Foque-se em jovens e famílias, sobretudo estimule os pais a reunirem-se em casa como uma pequena igreja, uma vez por semana, um único culto doméstico, o que é isto? Durante os sete dias de 24 horas, 30 ou 40 minutos que os pais passam juntos, a meditar e a estudar não é nada! Mas o que pode acontecer é que aquele momento pode suscitar conversas, debates e até o interesse dos filhos em aprofundar o que está a ser tratado, então foque-se nos jovens, foque-se nas famílias e nos adolescentes, traga-os para estudar.
Cuide dos hinos e dos cânticos da igreja. Pode ser constrangedor a igreja estar a estudar esses rudimentos da fé e cantar um hino que contradiga aqueles rudimentos da fé. Trabalhe junto com as pessoas que tratam dos hinos e dos cânticos, para que os hinos e os cânticos sejam bem escolhidos e reflitam a boa doutrina bíblica, reflitam a boa instrução bíblica.
Faça ajustes conforme as necessidades, não desista, mas adapte, faça ajustes conforme as necessidades.
Em todo o tempo ore. Ore pela escolha do documento que vai estudar com a igreja, nós temos documentos antigos e temos documentos contemporâneos. Ore pelo documento que entende que vai ser útil para aquela comunidade, ore pelas pessoas que vai capacitar para capacitar outras, ore pelo grupo com quem vai estudar, ore pelo encontro. Clame a Deus, para que Deus o ilumine quando tiver que enfrentar doutrinas difíceis. Ore em todo o tempo para que estas pessoas não apenas recebam e aprofundem, ano após ano, os rudimentos da fé, mas que à medida que o tempo vai passando o intelecto delas seja expandido. Que elas trilhem de facto aqueles três bons caminhos, o caminho da gramática, da lógica e da retórica.
Termino com uma exortação de Lutero: “Por isso rogo a todos vós, pelo amor de Deus, meus queridos senhores e irmãos, que sois pastores ou pregadores, que vos devoteis de coração ao vosso ofício e vos apiedeis do povo confiado a vós e nos ajudeis a inculcar o Catecismo nas pessoas.”

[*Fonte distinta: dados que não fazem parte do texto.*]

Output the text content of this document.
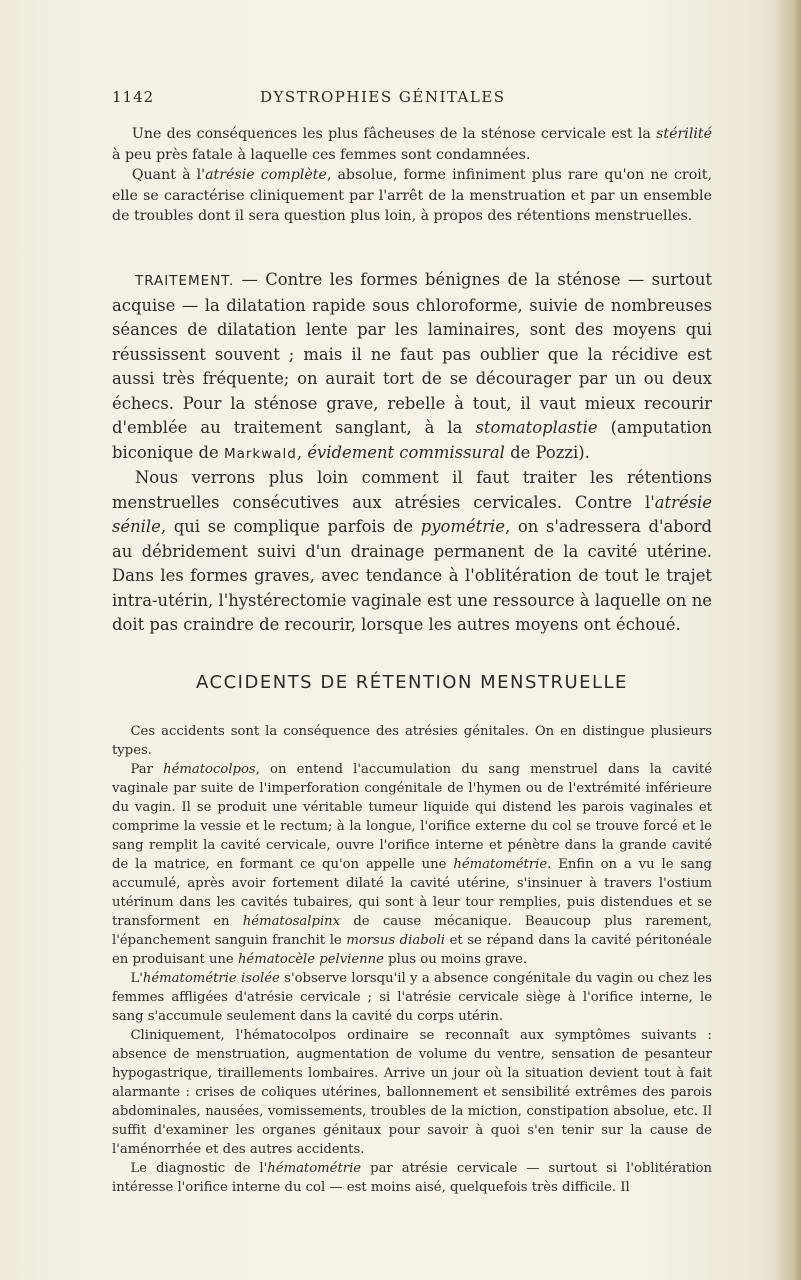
1142	DYSTROPHIES GÉNITALES

Une des conséquences les plus fâcheuses de la sténose cervicale est la stérilité à peu près fatale à laquelle ces femmes sont condamnées.

Quant à l'atrésie complète, absolue, forme infiniment plus rare qu'on ne croit, elle se caractérise cliniquement par l'arrêt de la menstruation et par un ensemble de troubles dont il sera question plus loin, à propos des rétentions menstruelles.

TRAITEMENT. — Contre les formes bénignes de la sténose — surtout acquise — la dilatation rapide sous chloroforme, suivie de nombreuses séances de dilatation lente par les laminaires, sont des moyens qui réussissent souvent ; mais il ne faut pas oublier que la récidive est aussi très fréquente; on aurait tort de se décourager par un ou deux échecs. Pour la sténose grave, rebelle à tout, il vaut mieux recourir d'emblée au traitement sanglant, à la stomatoplastie (amputation biconique de Markwald, évidement commissural de Pozzi).

Nous verrons plus loin comment il faut traiter les rétentions menstruelles consécutives aux atrésies cervicales. Contre l'atrésie sénile, qui se complique parfois de pyométrie, on s'adressera d'abord au débridement suivi d'un drainage permanent de la cavité utérine. Dans les formes graves, avec tendance à l'oblitération de tout le trajet intra-utérin, l'hystérectomie vaginale est une ressource à laquelle on ne doit pas craindre de recourir, lorsque les autres moyens ont échoué.

ACCIDENTS DE RÉTENTION MENSTRUELLE

Ces accidents sont la conséquence des atrésies génitales. On en distingue plusieurs types.

Par hématocolpos, on entend l'accumulation du sang menstruel dans la cavité vaginale par suite de l'imperforation congénitale de l'hymen ou de l'extrémité inférieure du vagin. Il se produit une véritable tumeur liquide qui distend les parois vaginales et comprime la vessie et le rectum; à la longue, l'orifice externe du col se trouve forcé et le sang remplit la cavité cervicale, ouvre l'orifice interne et pénètre dans la grande cavité de la matrice, en formant ce qu'on appelle une hématométrie. Enfin on a vu le sang accumulé, après avoir fortement dilaté la cavité utérine, s'insinuer à travers l'ostium utérinum dans les cavités tubaires, qui sont à leur tour remplies, puis distendues et se transforment en hématosalpinx de cause mécanique. Beaucoup plus rarement, l'épanchement sanguin franchit le morsus diaboli et se répand dans la cavité péritonéale en produisant une hématocèle pelvienne plus ou moins grave.

L'hématométrie isolée s'observe lorsqu'il y a absence congénitale du vagin ou chez les femmes affligées d'atrésie cervicale ; si l'atrésie cervicale siège à l'orifice interne, le sang s'accumule seulement dans la cavité du corps utérin.

Cliniquement, l'hématocolpos ordinaire se reconnaît aux symptômes suivants : absence de menstruation, augmentation de volume du ventre, sensation de pesanteur hypogastrique, tiraillements lombaires. Arrive un jour où la situation devient tout à fait alarmante : crises de coliques utérines, ballonnement et sensibilité extrêmes des parois abdominales, nausées, vomissements, troubles de la miction, constipation absolue, etc. Il suffit d'examiner les organes génitaux pour savoir à quoi s'en tenir sur la cause de l'aménorrhée et des autres accidents.

Le diagnostic de l'hématométrie par atrésie cervicale — surtout si l'oblitération intéresse l'orifice interne du col — est moins aisé, quelquefois très difficile. Il
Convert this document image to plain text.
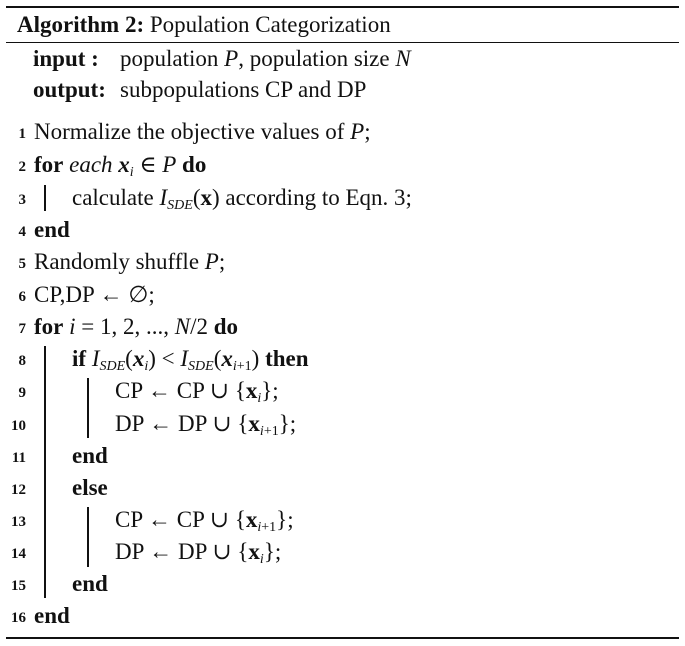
Algorithm 2: Population Categorization
input : population P, population size N
output: subpopulations CP and DP
1 Normalize the objective values of P;
2 for each $x_i$ ∈ P do
3 calculate $I_{SDE}(x)$ according to Eqn. 3;
4 end
5 Randomly shuffle P;
6 CP,DP ← ∅;
7 for i = 1, 2, ..., N/2 do
8 if $I_{SDE}(x_i) < I_{SDE}(x_{i+1})$ then
9	CP ← CP ∪ $\{x_i\}$;
10	DP ← DP ∪ $\{x_{i+1}\}$;
11 end
12 else
13	CP ← CP ∪ $\{x_{i+1}\}$;
14	DP ← DP ∪ $\{x_i\}$;
15 end
16 end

Que Deus os ajude nesse esforço de instruir a igreja naquilo que é mais básico da fé cristã, mas que no processo, mais gente, não só aqueles que estão a lutar para retomar ou redescobrir a educação cristã aqui em Portugal. Que mais gente possa ser despertada para a necessidade de que a igreja também é um local de educação, um lugar de educação mais amplo possível.